Open dirkweissenborn opened 2 years ago
Support for deploying with GCE VMs is not well-maintained at the moment. I'd recommend looking into deploying on GKE https://docs.ray.io/en/master/cluster/kubernetes/index.html -- Kubernetes support is better maintained, and the GKE team itself is starting to promote Ray on GKE.
One strategy for resolving this --
The particular bit of autoscaler code that encounters this has a notion of "completed updates" and "failed updates". If we fail to extract the ip of the node, the update should be regarded as "failed".
Code reference: https://github.com/ray-project/ray/blob/134fa08637f4d0646c0ce442ed16cedbeeb14147/python/ray/autoscaler/_private/autoscaler.py#L733-L735
To fully resolve this issue without major code changes, we would need to examine each invocation of NodeProvider.internal_ip and ensure that failures are handled correctly.
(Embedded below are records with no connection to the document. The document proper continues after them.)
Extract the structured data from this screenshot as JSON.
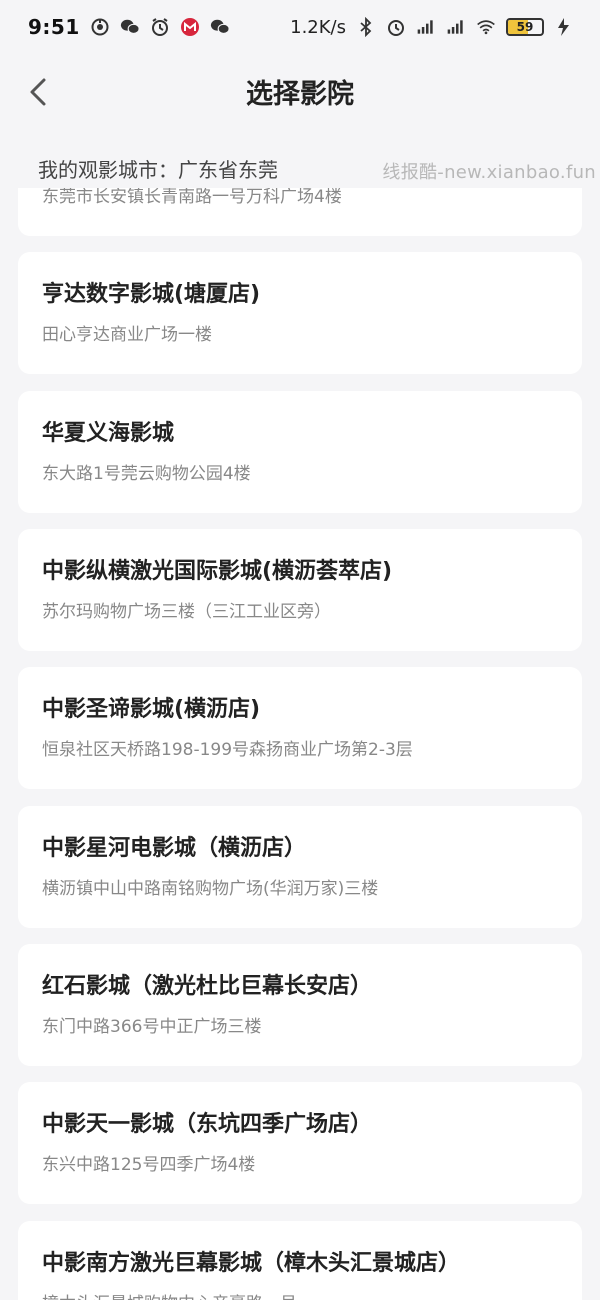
{
  "status_bar": {
    "time": "9:51",
    "net_speed": "1.2K/s",
    "battery": "59",
    "battery_level": 0.59,
    "icons": [
      "hotspot-icon",
      "wechat-icon",
      "alarm-icon",
      "metro-icon",
      "wechat-icon"
    ]
  },
  "nav": {
    "title": "选择影院"
  },
  "city": {
    "label": "我的观影城市：广东省东莞"
  },
  "watermark": "线报酷-new.xianbao.fun",
  "cinemas": [
    {
      "name": "",
      "address": "东莞市长安镇长青南路一号万科广场4楼"
    },
    {
      "name": "亨达数字影城(塘厦店)",
      "address": "田心亨达商业广场一楼"
    },
    {
      "name": "华夏义海影城",
      "address": "东大路1号莞云购物公园4楼"
    },
    {
      "name": "中影纵横激光国际影城(横沥荟萃店)",
      "address": "苏尔玛购物广场三楼（三江工业区旁）"
    },
    {
      "name": "中影圣谛影城(横沥店)",
      "address": "恒泉社区天桥路198-199号森扬商业广场第2-3层"
    },
    {
      "name": "中影星河电影城（横沥店）",
      "address": "横沥镇中山中路南铭购物广场(华润万家)三楼"
    },
    {
      "name": "红石影城（激光杜比巨幕长安店）",
      "address": "东门中路366号中正广场三楼"
    },
    {
      "name": "中影天一影城（东坑四季广场店）",
      "address": "东兴中路125号四季广场4楼"
    },
    {
      "name": "中影南方激光巨幕影城（樟木头汇景城店）",
      "address": "樟木头汇景城购物中心帝豪路一号"
    }
  ]
}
A better solution would be to cache more information, reduce the number of network calls the autoscaler makes, and simplify the multithreading situation. I'm working on making such improvements for the autoscaler's Kubernetes integration.
Are there any earlier logs, possibly from the NodeUpdaterThread that was responsible for launching the instance that ultimately caused the 404?
/tmp/ray/session_latest/monitor.* for those logs
Also, are you using spot instances?
Hey, sorry for the late reply. Yes we are using spot instances. Sorry but I don't have those logs anymore. I think the worker wasn't down but the raylet crashed. We experience problems with larger workloads, it might have been due to us not setting ulimit on the worker nodes which themselves spawn new tasks but it is really hard to dig through the logs. Whatever caused the issue though I think ray should be robust when nodes go down or raylets crash.
Per Triage Sync: @dirkweissenborn Can you please share more details for repro? Are you still seeing the issue?
Hey, the issue is gone now. It was happening because workers died with OOM. We fixed the OOM issue. In any case it feels like the autoscaler should be robust to these 404s.
What happened + What you expected to happen
Autoscalar crashes due to missing node and doesn't recover. It stays in the following update loop forever. The problem is that there is an updater dict from node_id to thread and if an error occurs the node is not dropped from that dict. There are many places where the
internal_ip
call could fail and I hope that there are not more of these possible pitfalls as they are really challenging to reproduce. These errors made the overall experience with ray really painful a couple of times now (e.g., #22537).Versions / Dependencies
2.0
Reproduction script
Hard to reproduce but it is probably almost the same as #22537
Issue Severity
Medium: It is a significant difficulty but I can work around it.